Thermal Physics
Problem sheet 7
Each question carries 5 marks
2nd November 2021 Due 9th November 2021
19. Consider a 2 dimensional phase space ( $q,p$) with a rectangular region defined by four corners as shown.
If the region ABCD is the phase space region at time time t = 0 , find the region $A'B'C'D'$ at time t given the Hamiltonian is
$$ H\,=\,\frac{p^2}{2m}\,-\, m a q $$
and explicitly verify that the area is constant. Take the coordinates of A,B,C and D as $(q_A,p_A)\,,\,(q_B,p_A)\,,\,(q_B,p_C)$ and $(q_A,p_C)$ respectively
20. Using the identity $\Gamma(N\,+\,1)\,=\,N!=\,\int_0^\infty x^Ne^{-x} dx $
and write the integral in the form
$$ \int_0^\infty e^{Ng(x)}dx $$
Find the maximum of $g(x)$ ( which occurs say at $x_0$ ). Assume the integral
is dominated by the contribution from the neighbourhood of $x_0$ for large N. Expanding $g(x)$ up to second order in $(x-x_0)$ derive the Stirling's approximation ( for $n\rightarrow\,\infty$)
$$ \rm{ln}N!\,=\,N\rm{ln}N\,-\,N\,+\,\frac{1}{2}\rm{ln}(2\pi N)$$
( More exact formula , just for information, is
$$ N!\,=\,\left(\sqrt{2\pi}\right)e^{-N}N^{N+1/2}\left[1\,+\,\frac{1}{12N}\,+\,\frac{1}{288N^2}\,+\,\ldots\right]$$
)
21.Show that the internal energy of a material whose equation of state is of the form
$$ P\,=\,f(V)T $$
is independent of the volume V. ( P,T are pressure and temperature)
16. Consider a paramagnetic system, with variables magnetization $M$, the magnetic field $B$ and absolute temperature $T$. ( We assume it's dependence on pressure as negligible). The equation of state is ( which will be obtained from statistical mechanics later in the course) is
$$ M\,=\,C\frac{B}{T}, $$
where $C$ is a constant ( referred to as the Curie constant, who had experimentally obtained this relation.
The system's internal energy is ( for a one-dimensional system)
$$ U\,=\,-MB.$$
The work done on the system by external surrounding is $-MdB$
(a) Write the expression for $DQ$ in terms of $dM$ and $dB$
(b) Write the equation for entropy change $dS$ in terms of $dM$ and $dB$
(c) Obtain the entropy $S$
17. Consider a box of volume $V$ containing $N$ non-interacting free particles.
Consider a small volume $v$ inside the box. What is the probability that there are $n$ particles inside the volume $v$ ans $N\,-\,v$ in the rest of the box ( having volume $V\,-\,v$ ?. Maximize the probability and show that the maximum occurs for $ \bar{n}\,=\,\frac{N}{V}\times v$. ( This proves that the probability for the density to be uniform is the highest)
18. Consider a one-dimensional harmonic oscillator of mass $m$ and whose total energy is given by
$$ E\,=\,\frac{p^2}{2m}\,+\,\frac{m\omega^2x^2}{2} $$
( The notation is the standard one).

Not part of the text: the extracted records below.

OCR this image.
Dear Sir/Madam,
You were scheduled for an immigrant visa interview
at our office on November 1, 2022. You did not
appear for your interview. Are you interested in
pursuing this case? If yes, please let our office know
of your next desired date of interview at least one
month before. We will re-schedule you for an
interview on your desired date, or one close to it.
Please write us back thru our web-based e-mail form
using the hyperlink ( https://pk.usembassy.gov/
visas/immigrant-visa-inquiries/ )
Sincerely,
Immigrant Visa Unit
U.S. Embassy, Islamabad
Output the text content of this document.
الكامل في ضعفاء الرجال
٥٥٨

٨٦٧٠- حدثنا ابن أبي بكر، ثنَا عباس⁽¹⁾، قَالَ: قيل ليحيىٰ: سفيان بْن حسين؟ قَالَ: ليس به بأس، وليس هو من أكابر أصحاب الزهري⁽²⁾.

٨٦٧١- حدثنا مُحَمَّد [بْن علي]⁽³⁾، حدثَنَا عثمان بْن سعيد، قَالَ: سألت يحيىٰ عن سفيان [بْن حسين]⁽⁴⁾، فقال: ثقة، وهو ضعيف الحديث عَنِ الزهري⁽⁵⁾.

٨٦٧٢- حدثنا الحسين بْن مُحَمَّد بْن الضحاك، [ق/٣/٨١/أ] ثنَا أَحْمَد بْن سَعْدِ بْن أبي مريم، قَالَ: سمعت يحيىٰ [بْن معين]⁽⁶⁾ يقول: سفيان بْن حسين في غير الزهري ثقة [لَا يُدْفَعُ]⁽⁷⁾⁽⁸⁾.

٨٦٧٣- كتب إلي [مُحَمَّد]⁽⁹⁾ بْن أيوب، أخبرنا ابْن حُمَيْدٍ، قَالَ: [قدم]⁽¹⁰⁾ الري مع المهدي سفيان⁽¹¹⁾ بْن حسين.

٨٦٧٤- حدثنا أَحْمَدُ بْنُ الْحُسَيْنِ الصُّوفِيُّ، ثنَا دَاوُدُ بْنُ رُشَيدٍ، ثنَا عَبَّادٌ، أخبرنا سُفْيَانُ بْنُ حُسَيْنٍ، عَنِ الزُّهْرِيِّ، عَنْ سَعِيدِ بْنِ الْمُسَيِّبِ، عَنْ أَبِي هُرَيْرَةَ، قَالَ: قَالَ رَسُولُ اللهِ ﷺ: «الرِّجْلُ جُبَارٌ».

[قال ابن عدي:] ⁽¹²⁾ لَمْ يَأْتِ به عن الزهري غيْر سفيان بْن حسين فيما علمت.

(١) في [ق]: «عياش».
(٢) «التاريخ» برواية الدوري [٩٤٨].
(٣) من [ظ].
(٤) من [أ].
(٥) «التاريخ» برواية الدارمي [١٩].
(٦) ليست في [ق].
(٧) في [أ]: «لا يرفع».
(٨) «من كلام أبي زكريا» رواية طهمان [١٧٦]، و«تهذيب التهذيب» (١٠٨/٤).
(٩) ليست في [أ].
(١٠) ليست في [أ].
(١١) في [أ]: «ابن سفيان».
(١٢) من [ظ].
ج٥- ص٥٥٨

Find the volume in phase space for the system to be in the energy range $U$ and $U\,+\,\Delta U$
Reading Assignment 1 : First six sections of the class XII NCERT book, Chapter 12 ( Thermodynamics)
Reading assignment 2: From the book Principles of Thermodynamics by N.D.Hari Dass CRC Press Section 1.1 ( discusses thermometry first six pages)
1. Show that constant volume thermometers using an ideal gas as
well as a van der Waals gas both yield the same temperature scale when uniform
scales are adopted.
Equation of state for ideal gas is $PV\,=\,nRT$ and for van der Wall gas is
$$ \left(p\,+\,\frac{an^2}{V^2}\right)\left(V\,-\,nb\right)\,=\,nRT $$
2. A bimetallic strip of total thickness x is straight at temperature T.
What is the radius of curvature of the strip, $R$, when it is heated to
temperature $T\,+\,\Delta T$? The coefficients of linear expansion of the two metals are $\alpha_1$ and $\alpha_2$, respectively, with $\alpha_1\, >\,\alpha_2$. Assume each metal has thickness $x/2$, and that $x <<\, R$.
3. Which of the following quantities are extensive and which are intensive?
(a) The magnetic moment of a gas.
(b) The electric field E in a solid.
(c) The length of a wire.
(d) The surface tension of an oil film.